Visitors of all ages took part in the Chelsea Area Fire Authority open house Sunday, including actor Randolph Mantooth, who not only played the role of a firefighter/paramedic in the TV drama “Emergency!” but also received hands-on training as a paramedic.
Mantooth is in Chelsea as the lead actor in the Purple Rose Theatre’s current production “Superior Donuts,” and arrived at the fire station on Middle Street on Oct. 21 to talk to firefighters before his afternoon performance.
Known by TV audiences as Johnny Gage from “Emergency!” which aired for six seasons, from 1972-1979, Mantooth immediately took note of the authority’s fire apparatus that was parked outside and commented on the new ladder truck.
“I like your equipment,” he said.
Mantooth, Fire Chief Jim Payeur, CAFA Board Chairman Rod Anderson, and Purple Rose Theatre Artistic Director Guy Sanville, discussed how the fire authority works and the upcoming millage renewal, which will be on the ballot in November.
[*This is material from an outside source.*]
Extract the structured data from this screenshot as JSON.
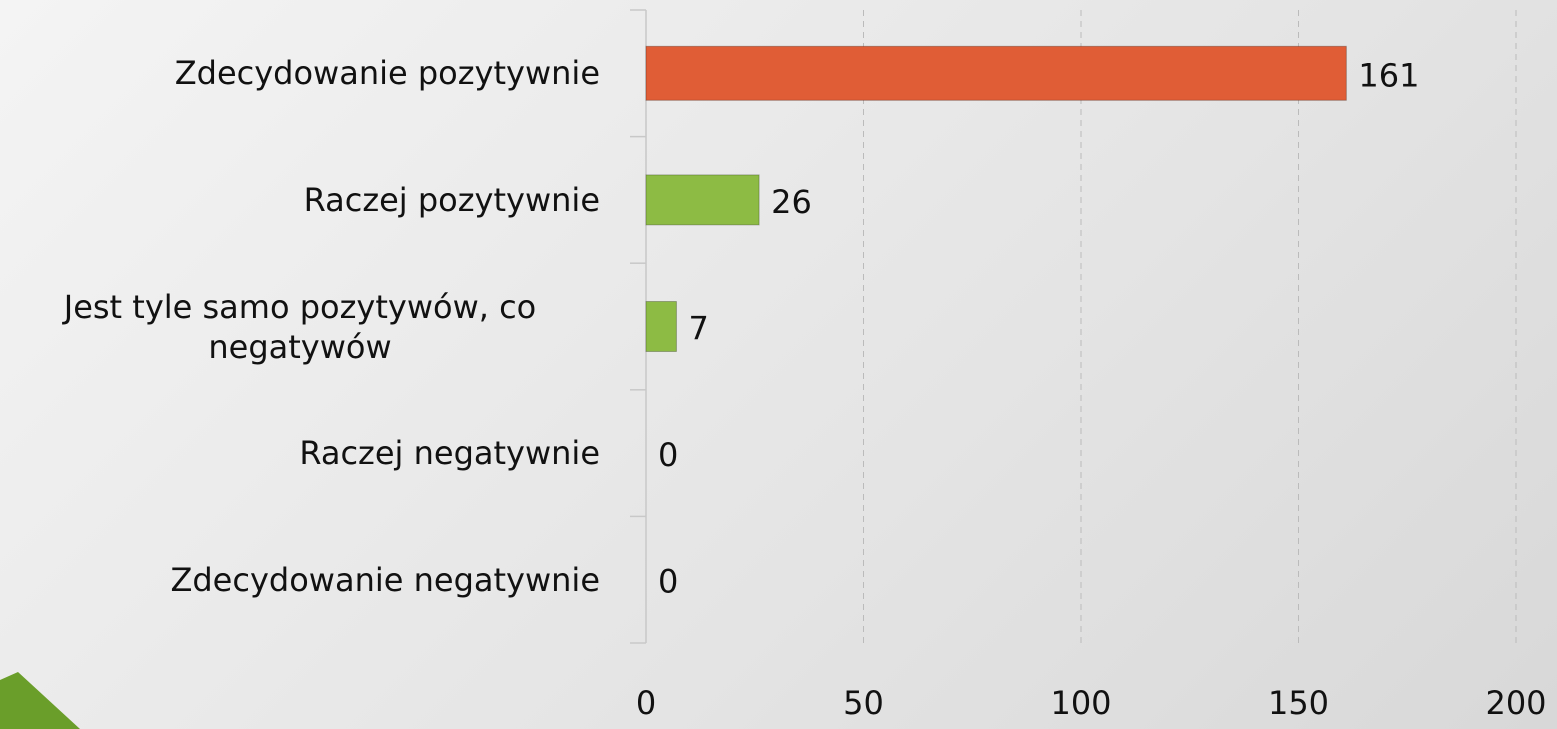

“No offense to that ambulance,” Mantooth said, pointing at the Huron Valley Ambulance that was parked next to a fire truck, “But in my community, I want that ambulance to be red,” referring to a fire truck manned by firefighter/paramedics.
In fact, he said, “My own life, and my sister’s, was saved by paramedics and I owe them a debt I can never repay.”
Mantooth said he seriously mulled a career as a firefighter but in the end, choose acting.
“I can say things that firefighters won’t or can’t say,” he said, as he travels the country speaking on behalf of first responders.
Before he played the part of Johnny Gage, Mantooth spent two weeks with a fire department and received paramedic training — including starting IV’s on live people, he said.
When “Emergency!” aired, not many people understood what a paramedic was, he said, but that changed after the show.
“Firefighters and paramedics have a selfless gene, it’s in every firefighter I’ve ever known … the public can sleep at night because of firefighters,” Mantooth said.
He also joked about all the fire house dogs he’s met that are named Randy, Johnny or Gage.
When the show ended, he was asked if he wanted to be an LA firefighter. Mantooth said he was 28 years old at the time and went home to seriously consider the offer. But he looked at the money he’d make as a firefighter, and what he could make as an actor and acting won out.
But Mantooth continues to give back to first responders nationwide whenever he’s asked to speak on their behalf.
“If you’re a paramedic, you’re a god,” he said, “EMT’s (Emergency Medical Technicians) are wanna be gods.”
When asked about his experiences in Chelsea, Mantooth had nothing but nice things to say.
“I’m doing a play in Mayberry,” he said, with a huge smile. “No really, what I really love is about Chelsea is that it’s not surrounded by strip malls. The downtown is alive and vibrant.”
He also praised the quality of Purple Rose Theatre. “I’ve worked in Seattle, NY, LA, all over, and you guys have no idea what a class theater you have here, and I’d say this even if Guy weren’t standing here.”
He said that he has been recognized on the streets of Chelsea, but everyone he’s met has been very nice. He said he was surprised that people recognized him since he’s usually clean shaven, but for his role in the play, he’s grown facial hair.